The prophets put forward a peculiar explanation for their extraordinary visions. They don’t necessarily attribute it to their spirituality. They see soothsaying as a kind of physical phenomenon, related to either the circularity of time or to its illusoriness. Ambrogio goes as far as to say that there’s really no such thing as time. The sense of its passing “is given to us by the grace of God so we will not get mixed up, because a person’s consciousness cannot take in all events at once. We are locked up in time because of our weakness.”
The semi-rational notions of the two mystics resonate in a particularly contemporary register, as fifteenth-century Russian religious thought grazes against the theories of relativity and quantum mechanics. Some current-day scientists, particularly the heterodox British physicist Julian Barbour, have speculated that the theories imply our universe exists in a kind of frozen space-time, in which everything that has ever happened and everything that will ever happen is occurring right now, in a single gigantic instant. The world has already ended. Kurt Vonnegut’s Tralfamadorians told the holy wanderer Billy Pilgrim something like that, too. If correct, the human experience of time flowing like a river is more a function of our physiology: a singularly intense hallucination. The minutes may indeed pass by the grace of God.
In “Laurus,” Vodolazkin conveys the simultaneity of existence in his use of language, which, as the translator notes, “blends archaic words, comic remarks, quotes from the Bible, bureaucratese [and] chunks of medieval texts.” Hayden has tried to do justice to these stylistic flourishes by mixing Old English locutions and spelling—”yonge,” for young, “wombe” for womb, and “sayde” for said—with contemporary slang. After Arseny gets beat up for exposing the local baker’s transgressions, his fellow holy fool Foma warns, “Your clock will be cleaned again, my friend.” At the Church of the Dormition of the Mother of God, dust motes caught in a ray of sunlight swirl “in a pensive Brownian dance”—a reference to molecular Brownian motion explained by Albert Einstein in 1905.

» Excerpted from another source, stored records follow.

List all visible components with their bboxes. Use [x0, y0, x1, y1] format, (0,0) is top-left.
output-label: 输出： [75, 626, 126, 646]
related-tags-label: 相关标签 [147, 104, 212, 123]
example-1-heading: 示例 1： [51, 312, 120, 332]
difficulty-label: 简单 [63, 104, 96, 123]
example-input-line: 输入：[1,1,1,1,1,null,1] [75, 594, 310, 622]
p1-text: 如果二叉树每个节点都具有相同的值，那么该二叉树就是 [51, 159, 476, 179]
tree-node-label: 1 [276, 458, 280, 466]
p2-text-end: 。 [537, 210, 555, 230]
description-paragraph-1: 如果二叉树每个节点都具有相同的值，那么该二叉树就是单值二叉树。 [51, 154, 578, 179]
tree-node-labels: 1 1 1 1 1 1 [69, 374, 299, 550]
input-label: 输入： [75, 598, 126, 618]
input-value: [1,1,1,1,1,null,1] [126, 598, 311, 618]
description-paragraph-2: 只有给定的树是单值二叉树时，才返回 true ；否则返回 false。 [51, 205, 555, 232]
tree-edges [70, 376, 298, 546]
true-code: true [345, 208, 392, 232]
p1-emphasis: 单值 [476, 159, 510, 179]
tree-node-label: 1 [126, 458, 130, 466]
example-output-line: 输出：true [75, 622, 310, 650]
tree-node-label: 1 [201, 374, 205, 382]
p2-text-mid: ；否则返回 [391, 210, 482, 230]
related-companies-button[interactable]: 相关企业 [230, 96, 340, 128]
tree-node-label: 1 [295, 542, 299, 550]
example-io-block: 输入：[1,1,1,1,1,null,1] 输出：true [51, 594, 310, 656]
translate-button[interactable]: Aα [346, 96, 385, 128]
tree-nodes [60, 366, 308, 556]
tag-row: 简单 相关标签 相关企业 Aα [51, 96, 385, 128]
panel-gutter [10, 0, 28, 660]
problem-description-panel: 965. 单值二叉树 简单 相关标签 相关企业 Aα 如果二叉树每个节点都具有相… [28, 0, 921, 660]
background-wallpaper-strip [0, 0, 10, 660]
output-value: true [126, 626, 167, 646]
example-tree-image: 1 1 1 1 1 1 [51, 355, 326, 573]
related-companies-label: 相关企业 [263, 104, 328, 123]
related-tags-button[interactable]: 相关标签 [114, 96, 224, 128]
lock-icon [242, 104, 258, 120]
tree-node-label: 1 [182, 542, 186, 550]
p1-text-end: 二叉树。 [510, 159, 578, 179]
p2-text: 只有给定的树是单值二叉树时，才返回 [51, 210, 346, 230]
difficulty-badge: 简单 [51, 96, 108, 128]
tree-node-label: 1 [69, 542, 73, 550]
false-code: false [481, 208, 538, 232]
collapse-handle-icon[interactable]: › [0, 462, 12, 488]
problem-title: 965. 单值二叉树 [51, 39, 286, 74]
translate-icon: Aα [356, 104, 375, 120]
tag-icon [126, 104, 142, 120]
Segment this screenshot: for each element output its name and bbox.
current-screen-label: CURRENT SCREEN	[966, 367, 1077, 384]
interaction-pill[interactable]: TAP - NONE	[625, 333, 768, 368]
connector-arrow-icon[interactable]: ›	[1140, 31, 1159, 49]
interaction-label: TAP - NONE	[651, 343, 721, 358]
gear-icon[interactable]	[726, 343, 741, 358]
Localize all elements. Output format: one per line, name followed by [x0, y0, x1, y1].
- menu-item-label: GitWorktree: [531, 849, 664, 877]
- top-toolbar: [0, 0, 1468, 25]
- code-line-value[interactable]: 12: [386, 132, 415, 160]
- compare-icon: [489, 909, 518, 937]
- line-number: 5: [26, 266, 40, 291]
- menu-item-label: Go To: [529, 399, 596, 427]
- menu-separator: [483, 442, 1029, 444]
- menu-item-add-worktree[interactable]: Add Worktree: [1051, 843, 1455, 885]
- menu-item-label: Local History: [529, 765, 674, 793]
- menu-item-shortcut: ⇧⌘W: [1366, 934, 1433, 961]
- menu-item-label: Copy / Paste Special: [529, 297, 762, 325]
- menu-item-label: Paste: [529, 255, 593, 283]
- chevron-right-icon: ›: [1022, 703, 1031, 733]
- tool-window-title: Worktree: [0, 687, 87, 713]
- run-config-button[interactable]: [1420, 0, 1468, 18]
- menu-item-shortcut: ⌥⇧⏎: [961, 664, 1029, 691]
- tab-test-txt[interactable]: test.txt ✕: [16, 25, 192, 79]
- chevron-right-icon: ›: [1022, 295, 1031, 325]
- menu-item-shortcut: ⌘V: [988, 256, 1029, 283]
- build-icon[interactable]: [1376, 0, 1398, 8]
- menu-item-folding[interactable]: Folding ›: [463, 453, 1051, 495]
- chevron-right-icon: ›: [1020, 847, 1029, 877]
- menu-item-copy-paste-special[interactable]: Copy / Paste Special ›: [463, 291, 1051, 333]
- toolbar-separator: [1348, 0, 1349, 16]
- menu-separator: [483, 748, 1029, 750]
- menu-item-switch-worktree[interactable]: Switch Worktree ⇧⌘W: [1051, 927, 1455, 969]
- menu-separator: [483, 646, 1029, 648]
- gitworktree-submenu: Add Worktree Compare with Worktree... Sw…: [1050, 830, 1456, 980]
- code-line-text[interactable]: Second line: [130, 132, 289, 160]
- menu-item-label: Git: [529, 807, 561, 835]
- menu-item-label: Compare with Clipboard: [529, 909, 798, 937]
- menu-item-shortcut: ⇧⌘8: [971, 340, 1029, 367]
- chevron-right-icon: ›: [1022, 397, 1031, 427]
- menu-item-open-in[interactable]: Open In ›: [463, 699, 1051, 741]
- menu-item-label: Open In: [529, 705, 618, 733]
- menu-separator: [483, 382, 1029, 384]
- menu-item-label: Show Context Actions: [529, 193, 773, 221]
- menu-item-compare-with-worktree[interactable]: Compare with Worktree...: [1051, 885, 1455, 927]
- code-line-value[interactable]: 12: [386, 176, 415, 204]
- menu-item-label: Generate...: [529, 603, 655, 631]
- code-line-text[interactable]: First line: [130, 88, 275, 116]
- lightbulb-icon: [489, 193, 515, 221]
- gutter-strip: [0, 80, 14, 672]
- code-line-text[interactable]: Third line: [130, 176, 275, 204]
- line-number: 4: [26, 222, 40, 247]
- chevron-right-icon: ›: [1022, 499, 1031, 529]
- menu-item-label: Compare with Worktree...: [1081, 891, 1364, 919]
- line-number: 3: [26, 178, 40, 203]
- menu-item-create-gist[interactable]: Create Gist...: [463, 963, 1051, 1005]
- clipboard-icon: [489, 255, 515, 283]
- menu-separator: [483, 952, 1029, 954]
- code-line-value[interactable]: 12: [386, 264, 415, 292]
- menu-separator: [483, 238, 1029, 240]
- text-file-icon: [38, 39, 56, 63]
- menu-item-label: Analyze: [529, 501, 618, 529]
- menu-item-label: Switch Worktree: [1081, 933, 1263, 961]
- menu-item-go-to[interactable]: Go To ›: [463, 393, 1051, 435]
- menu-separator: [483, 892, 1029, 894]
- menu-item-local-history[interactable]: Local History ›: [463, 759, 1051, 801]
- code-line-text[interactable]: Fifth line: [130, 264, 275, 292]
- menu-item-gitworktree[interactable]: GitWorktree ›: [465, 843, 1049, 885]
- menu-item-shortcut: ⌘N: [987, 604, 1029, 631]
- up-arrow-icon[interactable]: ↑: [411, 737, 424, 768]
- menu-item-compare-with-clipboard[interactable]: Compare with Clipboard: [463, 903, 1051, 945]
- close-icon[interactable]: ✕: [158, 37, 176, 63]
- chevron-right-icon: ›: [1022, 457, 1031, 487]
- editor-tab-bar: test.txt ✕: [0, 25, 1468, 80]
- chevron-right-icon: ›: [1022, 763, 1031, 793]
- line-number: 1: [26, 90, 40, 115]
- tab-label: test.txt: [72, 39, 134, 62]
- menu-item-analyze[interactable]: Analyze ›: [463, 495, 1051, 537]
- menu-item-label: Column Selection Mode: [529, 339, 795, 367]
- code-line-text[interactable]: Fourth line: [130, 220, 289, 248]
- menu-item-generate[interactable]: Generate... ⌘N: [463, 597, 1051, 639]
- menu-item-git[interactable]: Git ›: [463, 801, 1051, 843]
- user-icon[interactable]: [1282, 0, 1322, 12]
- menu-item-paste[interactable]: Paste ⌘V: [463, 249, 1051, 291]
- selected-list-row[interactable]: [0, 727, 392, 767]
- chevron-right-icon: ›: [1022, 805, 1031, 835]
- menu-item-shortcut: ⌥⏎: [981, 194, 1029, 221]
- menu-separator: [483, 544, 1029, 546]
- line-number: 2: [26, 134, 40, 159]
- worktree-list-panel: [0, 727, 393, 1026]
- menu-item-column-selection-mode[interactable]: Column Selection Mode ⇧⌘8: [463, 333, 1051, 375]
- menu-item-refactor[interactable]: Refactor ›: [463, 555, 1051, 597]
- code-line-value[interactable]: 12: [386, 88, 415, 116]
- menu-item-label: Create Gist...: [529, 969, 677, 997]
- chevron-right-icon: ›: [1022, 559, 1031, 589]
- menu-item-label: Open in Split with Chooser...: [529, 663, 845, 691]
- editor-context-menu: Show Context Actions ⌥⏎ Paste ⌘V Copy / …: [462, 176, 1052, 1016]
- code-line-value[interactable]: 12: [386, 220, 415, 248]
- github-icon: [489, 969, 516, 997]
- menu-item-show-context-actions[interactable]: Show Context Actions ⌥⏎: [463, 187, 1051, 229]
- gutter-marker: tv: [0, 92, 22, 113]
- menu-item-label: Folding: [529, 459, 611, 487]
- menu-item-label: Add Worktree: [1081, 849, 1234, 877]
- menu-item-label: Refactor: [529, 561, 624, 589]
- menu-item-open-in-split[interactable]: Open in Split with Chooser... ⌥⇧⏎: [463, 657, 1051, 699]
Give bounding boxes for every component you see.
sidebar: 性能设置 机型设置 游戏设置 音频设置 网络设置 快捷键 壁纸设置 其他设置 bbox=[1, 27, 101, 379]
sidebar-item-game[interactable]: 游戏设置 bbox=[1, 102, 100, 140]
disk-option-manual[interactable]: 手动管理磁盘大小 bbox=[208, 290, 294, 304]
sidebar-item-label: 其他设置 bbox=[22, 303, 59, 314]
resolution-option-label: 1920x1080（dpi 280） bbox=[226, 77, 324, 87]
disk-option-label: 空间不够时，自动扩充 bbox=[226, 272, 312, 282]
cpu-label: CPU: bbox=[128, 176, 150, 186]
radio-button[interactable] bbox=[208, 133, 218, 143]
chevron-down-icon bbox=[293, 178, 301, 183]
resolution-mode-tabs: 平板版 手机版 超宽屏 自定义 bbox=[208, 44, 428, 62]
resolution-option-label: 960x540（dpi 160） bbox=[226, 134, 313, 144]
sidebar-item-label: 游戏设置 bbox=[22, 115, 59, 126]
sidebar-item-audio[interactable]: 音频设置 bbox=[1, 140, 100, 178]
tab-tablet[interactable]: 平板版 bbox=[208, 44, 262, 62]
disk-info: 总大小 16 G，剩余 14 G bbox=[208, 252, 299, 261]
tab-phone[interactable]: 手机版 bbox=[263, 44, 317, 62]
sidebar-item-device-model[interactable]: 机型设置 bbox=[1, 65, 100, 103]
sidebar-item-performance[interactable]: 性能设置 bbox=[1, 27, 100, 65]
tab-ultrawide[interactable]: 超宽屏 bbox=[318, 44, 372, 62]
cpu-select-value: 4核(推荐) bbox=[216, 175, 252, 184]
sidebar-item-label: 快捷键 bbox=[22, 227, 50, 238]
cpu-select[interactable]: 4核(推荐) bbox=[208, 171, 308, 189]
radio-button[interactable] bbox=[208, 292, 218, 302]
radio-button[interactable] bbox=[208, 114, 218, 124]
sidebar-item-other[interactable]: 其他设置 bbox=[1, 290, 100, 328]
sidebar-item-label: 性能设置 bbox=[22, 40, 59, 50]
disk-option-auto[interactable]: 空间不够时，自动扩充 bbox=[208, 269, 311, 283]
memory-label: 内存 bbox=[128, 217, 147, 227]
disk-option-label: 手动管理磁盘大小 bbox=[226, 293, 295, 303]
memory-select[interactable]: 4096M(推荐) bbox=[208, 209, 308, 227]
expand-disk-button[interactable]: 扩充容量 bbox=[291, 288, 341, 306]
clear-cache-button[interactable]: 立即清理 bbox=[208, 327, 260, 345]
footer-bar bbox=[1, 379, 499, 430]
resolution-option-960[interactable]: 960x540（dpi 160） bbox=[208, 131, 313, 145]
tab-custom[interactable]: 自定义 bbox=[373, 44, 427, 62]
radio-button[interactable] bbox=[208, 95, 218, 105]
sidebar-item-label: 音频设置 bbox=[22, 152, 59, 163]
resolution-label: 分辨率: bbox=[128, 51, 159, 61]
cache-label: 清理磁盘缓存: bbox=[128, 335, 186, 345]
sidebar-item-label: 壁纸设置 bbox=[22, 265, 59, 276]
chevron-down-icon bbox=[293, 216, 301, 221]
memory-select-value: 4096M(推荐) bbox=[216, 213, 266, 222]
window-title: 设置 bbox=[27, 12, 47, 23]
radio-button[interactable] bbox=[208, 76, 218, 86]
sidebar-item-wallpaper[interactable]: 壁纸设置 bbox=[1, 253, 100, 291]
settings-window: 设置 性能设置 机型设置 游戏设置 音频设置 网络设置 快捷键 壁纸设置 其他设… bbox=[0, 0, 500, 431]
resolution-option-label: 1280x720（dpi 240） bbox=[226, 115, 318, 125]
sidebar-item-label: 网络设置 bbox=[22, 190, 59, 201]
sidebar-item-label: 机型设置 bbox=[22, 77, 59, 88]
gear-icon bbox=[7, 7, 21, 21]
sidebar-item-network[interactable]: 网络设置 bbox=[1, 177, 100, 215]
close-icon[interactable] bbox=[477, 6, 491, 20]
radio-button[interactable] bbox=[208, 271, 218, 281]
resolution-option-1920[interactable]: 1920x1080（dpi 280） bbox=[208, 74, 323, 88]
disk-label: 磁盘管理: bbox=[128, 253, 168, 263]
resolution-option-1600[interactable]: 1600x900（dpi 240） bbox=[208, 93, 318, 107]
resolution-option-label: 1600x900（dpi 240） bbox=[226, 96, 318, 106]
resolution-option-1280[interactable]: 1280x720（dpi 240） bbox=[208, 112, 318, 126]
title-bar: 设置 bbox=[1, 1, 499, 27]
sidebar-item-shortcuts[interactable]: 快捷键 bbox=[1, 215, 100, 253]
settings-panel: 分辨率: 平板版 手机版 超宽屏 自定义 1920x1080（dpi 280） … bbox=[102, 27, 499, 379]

We live in an age in which the pre-modern frequently comes flush up against the modern and the post-. But Russia and Russian life seem to be especially prone to existing on several planes of time at once. Occasionally, certain Russians cry out that they can see the future. Others dwell in the Byzantine. They may pass you on a Moscow street, robed and bearded. On an autumn walk through the countryside, you may get five bars on your phone while a distant onion dome rises above a stand of birches, a kerchiefed woman on the side of the road sells a kilo of pickles, other women scout for mushrooms in the woods, and in the fields there is a humming swish!, accompanied by the quick gray blur of a long, curving blade on a stick.